Since 25th January 2019, NSW Police Officers have been empowered to issue on-the-spot fines for certain drug possession offences.
Those who are issued with a fine will avoid a criminal conviction if they decide to pay, rather than contest it in court.
The NSW Government claims the move is designed to make festivals safer and help clear court backlogs, but concerns have been raised that it may be more about revenue raising and represents just another step towards a police state – where police officers are the judges, jurors and executioners when it comes to the criminal justice system.
Which drug offences can attract on-the-spot fines?
Under Schedule 4 of the Criminal Procedure Regulation 2017 (NSW), an on-the-spot fine of $400 can be issued for:
- Possessing not more than the ‘small quantity’, or 1 gram, of MDMA (‘ecstasy’) in capsule form,
- Possessing not more than the ‘traffickable quantity’, or 0.75 grams, of MDMA in any other form (eg tablet form), or
- Possessing not more than the small quantity of any other prohibited drug.
Schedule 1 of the Drug Misuse and Trafficking Act 1985 (NSW) lists the quantities applicable to prohibited drugs.
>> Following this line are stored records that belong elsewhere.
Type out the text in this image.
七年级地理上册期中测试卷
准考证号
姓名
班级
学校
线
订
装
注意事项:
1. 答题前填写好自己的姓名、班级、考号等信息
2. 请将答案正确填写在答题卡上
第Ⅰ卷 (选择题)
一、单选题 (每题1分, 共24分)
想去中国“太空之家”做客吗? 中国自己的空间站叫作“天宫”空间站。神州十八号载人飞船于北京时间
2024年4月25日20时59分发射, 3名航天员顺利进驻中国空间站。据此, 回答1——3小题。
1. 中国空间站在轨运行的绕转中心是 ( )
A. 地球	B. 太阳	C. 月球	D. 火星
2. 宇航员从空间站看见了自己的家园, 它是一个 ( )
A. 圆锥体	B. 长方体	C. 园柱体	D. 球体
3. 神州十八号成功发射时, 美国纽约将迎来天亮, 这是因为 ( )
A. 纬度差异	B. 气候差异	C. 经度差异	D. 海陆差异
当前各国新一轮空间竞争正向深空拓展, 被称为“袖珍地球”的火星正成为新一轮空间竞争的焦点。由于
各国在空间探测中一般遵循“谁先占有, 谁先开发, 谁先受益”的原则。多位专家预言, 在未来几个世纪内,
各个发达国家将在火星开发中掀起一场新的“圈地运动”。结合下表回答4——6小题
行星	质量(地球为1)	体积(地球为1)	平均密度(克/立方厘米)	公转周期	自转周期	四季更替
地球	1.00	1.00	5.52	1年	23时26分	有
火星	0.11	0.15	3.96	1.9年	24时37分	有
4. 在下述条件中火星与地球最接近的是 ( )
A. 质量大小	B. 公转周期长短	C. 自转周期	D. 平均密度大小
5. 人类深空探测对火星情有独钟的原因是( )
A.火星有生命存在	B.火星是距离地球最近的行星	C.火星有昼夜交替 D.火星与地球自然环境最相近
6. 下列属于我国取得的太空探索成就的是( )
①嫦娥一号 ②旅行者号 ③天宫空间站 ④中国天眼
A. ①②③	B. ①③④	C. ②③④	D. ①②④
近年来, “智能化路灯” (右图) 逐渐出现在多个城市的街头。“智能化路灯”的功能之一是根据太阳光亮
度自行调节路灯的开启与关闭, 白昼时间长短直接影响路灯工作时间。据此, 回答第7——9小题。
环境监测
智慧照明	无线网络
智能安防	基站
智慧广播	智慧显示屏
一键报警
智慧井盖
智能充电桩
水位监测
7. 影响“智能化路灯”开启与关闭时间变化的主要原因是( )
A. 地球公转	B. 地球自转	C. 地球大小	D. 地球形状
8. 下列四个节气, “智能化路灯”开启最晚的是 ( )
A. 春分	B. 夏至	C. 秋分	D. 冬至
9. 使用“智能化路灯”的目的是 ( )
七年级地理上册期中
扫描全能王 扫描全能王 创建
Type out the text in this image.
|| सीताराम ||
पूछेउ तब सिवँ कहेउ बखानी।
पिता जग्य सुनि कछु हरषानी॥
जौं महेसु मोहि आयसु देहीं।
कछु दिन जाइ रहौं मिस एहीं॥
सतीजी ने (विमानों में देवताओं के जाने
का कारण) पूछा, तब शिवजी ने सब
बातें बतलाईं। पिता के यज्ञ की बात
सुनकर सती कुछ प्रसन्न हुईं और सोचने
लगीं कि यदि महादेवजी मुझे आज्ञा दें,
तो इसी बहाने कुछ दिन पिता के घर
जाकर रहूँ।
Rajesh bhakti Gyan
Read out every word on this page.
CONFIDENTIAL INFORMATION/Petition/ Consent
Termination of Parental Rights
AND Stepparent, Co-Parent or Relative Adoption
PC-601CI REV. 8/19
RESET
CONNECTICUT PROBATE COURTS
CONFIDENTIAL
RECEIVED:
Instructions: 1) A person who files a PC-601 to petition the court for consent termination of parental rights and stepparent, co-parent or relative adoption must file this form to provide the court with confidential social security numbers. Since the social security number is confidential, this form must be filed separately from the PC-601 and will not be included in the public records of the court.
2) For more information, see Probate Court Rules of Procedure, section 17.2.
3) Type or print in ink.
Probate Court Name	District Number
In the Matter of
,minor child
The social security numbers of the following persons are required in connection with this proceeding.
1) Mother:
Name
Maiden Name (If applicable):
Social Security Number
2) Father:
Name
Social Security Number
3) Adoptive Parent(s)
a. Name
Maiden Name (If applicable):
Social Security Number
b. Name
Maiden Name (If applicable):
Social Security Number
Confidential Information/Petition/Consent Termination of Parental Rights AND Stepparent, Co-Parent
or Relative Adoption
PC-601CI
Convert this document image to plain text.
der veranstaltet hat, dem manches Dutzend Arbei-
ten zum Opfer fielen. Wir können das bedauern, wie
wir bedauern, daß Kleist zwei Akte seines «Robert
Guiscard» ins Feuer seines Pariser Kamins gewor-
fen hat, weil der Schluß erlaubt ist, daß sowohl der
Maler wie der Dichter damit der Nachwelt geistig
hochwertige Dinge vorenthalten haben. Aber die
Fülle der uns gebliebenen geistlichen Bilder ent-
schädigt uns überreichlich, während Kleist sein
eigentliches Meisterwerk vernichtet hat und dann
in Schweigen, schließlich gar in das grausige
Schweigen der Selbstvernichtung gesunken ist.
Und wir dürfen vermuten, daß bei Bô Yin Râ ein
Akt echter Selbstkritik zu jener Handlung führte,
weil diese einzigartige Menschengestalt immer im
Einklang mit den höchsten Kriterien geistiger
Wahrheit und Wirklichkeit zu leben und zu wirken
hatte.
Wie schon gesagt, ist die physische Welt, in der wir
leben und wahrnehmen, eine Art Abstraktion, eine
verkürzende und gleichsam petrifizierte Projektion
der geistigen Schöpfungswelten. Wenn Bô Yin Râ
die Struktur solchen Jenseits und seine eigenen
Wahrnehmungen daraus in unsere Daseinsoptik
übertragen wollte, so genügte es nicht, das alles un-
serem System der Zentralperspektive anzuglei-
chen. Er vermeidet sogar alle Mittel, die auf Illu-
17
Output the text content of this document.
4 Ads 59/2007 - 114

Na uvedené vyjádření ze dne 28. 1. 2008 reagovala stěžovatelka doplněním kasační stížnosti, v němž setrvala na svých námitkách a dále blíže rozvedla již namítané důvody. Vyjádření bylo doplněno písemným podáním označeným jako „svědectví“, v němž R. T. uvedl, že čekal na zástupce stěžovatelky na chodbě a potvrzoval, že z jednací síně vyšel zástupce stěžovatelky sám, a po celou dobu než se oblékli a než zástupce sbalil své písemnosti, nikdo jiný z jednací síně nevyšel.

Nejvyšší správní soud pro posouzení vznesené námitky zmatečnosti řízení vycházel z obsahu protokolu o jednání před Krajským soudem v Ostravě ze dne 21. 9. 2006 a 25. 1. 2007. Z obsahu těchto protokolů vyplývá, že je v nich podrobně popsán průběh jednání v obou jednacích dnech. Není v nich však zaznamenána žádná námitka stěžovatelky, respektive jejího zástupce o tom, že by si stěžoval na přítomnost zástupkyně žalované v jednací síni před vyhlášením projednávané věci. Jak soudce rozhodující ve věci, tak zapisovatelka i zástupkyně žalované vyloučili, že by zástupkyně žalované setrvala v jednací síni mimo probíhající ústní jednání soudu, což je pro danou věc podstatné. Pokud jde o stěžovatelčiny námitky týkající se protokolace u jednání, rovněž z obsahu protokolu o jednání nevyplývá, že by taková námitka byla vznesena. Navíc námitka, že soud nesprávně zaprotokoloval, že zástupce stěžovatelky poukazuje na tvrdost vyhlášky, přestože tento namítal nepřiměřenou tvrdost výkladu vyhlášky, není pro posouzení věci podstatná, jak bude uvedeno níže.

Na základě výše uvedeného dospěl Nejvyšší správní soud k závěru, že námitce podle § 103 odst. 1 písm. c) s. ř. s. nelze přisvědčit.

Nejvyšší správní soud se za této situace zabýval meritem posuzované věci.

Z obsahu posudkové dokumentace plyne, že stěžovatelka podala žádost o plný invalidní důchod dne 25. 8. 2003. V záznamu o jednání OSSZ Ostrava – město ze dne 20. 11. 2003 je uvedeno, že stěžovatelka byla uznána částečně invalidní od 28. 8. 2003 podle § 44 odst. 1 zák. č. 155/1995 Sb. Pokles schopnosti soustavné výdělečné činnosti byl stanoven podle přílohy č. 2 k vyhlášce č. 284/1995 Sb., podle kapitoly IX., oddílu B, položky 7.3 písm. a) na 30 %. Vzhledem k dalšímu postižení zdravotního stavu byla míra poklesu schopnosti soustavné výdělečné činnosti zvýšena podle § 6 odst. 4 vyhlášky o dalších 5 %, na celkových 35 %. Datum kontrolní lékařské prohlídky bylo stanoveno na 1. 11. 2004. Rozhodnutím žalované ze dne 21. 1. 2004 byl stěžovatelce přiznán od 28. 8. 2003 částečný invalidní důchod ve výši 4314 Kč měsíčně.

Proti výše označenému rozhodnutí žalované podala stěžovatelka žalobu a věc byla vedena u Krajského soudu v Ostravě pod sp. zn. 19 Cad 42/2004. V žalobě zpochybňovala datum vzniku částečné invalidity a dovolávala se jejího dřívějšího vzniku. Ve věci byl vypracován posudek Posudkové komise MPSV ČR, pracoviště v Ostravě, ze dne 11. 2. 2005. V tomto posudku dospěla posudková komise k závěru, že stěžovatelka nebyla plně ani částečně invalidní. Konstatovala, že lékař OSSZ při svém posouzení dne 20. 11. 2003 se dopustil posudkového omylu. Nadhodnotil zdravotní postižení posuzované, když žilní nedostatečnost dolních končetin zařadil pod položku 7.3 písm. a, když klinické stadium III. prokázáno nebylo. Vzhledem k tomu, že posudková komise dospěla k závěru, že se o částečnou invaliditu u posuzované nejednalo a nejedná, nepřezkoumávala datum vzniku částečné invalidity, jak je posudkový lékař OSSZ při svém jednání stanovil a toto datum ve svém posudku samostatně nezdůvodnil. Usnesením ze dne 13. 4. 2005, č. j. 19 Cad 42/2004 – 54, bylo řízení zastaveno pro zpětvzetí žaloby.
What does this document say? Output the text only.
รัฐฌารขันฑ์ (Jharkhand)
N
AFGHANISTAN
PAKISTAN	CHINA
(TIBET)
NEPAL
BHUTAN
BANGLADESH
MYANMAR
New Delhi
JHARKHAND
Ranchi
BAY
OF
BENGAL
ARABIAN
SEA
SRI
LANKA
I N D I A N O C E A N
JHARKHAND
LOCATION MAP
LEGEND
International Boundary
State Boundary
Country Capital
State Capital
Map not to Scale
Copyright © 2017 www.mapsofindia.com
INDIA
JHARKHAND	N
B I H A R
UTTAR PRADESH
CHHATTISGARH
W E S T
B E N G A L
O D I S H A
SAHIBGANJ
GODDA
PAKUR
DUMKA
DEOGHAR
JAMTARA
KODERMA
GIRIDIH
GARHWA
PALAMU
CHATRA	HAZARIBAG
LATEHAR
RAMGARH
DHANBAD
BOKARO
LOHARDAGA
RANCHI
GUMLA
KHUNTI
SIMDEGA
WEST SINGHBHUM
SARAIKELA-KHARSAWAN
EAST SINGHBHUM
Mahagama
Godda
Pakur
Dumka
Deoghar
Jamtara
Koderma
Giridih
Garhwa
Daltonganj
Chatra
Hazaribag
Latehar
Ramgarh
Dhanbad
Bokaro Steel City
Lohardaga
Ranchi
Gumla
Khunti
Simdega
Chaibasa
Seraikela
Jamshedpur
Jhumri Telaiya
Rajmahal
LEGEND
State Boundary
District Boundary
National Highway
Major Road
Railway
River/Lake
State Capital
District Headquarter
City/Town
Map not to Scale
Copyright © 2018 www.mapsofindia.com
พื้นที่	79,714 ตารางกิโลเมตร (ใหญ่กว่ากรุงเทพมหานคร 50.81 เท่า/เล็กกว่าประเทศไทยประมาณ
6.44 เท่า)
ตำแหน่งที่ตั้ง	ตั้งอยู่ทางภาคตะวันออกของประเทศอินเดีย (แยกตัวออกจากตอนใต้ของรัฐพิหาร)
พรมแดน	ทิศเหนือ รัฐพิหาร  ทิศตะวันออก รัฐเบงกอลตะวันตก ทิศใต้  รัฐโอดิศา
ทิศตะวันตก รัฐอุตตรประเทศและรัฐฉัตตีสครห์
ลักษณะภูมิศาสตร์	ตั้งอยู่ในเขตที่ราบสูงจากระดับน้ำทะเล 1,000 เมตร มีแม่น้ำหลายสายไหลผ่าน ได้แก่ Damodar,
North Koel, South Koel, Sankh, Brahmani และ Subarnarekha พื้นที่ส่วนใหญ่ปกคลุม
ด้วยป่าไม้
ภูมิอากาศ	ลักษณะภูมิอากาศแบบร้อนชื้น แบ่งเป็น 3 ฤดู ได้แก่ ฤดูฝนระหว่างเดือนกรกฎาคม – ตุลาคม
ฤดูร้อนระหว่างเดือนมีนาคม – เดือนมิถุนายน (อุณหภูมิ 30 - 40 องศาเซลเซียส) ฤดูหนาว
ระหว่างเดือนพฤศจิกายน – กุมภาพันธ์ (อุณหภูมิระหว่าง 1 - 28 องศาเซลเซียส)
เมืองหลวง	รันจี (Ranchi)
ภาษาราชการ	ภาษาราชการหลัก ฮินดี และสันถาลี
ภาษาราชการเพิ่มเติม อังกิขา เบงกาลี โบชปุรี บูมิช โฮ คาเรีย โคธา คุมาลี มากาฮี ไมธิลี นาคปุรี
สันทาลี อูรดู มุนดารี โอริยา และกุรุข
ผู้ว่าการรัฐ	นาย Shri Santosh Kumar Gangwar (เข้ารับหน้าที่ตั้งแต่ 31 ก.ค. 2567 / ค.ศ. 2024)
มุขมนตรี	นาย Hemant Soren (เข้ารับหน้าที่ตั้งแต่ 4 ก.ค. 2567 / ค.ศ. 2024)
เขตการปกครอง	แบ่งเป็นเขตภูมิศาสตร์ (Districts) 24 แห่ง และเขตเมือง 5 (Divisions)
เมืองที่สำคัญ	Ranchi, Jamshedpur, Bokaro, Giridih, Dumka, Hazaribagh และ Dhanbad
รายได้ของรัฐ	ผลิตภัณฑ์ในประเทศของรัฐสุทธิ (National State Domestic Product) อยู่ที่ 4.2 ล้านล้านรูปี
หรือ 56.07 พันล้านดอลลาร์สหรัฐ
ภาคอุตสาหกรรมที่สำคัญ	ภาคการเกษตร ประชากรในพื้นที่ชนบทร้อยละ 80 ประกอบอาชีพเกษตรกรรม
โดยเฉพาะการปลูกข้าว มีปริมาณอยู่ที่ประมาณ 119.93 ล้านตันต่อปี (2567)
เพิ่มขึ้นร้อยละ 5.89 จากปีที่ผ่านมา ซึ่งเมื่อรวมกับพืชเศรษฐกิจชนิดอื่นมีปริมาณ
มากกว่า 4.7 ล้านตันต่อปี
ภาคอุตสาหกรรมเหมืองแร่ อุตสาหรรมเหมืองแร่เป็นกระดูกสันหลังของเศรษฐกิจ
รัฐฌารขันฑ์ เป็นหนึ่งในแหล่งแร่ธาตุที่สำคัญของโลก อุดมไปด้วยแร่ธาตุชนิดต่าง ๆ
The small quantities for some of the most common illicit drugs are:
- Amphetamines – 1 gram
- Cocaine – 1 gram
- Heroin – 1 gram
- Ketamine – 2.5 gram
- Buprenorphine – 4 grams
- Mescaline – 3 grams
- Steroids – 50 grams
- Cannabis oil – 2 grams
- Cannabis resin – 5 grams
The Schedule does not apply to the possession of cannabis leaf.
Why not cannabis?
On-the-spot fines do not apply to cannabis leaf because the ‘cannabis cautioning scheme’ already gives police to issue a caution to adults who are found in possession of up to 15 grams of cannabis, and:
- Admit the offence,
- Do not have a prior conviction for a drug, sexual or violence offence, and
- Have not previously been given more than one cannabis caution.
A cannabis caution does not come with a fine.
Will I always receive a fine if I qualify?
No. Penalty notice offences are discretionary under section 333 of the Criminal Procedure Act 1986 (NSW) – which means it is up to police to decide whether you are issued a fine.
The same applies to the cannabis cautioning scheme.
The alternative is to issue you with a ‘court attendance notice’ – which means you will need to attend court and decide whether to plead not guilty or guilty to the offence.
What could influence whether police exercise their discretion?
A whole range of matters can influence whether police decide to issue a fine rather than a court attendance notice, including:
- Your demeanour and attitude,
- Whether you take responsibility and express remorse,
- Whether you have any previous convictions, and even
- How the officer is feeling on the day.
Again, the decision is entirely discretionary.
Can I fight the fine?
If you feel were unfairly issued with the fine, for example, if you were subjected to an illegal search, or the substance on you was not a prohibited drug, or you were not in possession of the substance, you can take the case to court and plead not guilty.
In the lead-up to the court hearing, your lawyer can write a letter to police called ‘representations‘ formally requesting the withdrawal of the charge.
If the charge is withdrawn, or if it goes to a defended hearing and you are found not guilty, there will be no criminal conviction and no fine. In that case, your lawyer may seek to obtain an order for police to pay your legal costs.
However, you should be aware that the maximum penalty if you are found guilty is two years’ imprisonment and/or a $2,200 fine. You will also, in that event, receive a conviction on your record unless the magistrate is persuaded to grant a section 10(1)(a) dismissal or a non-conviction conditional release order.
You should also consider the legal costs involved in taking your case to court.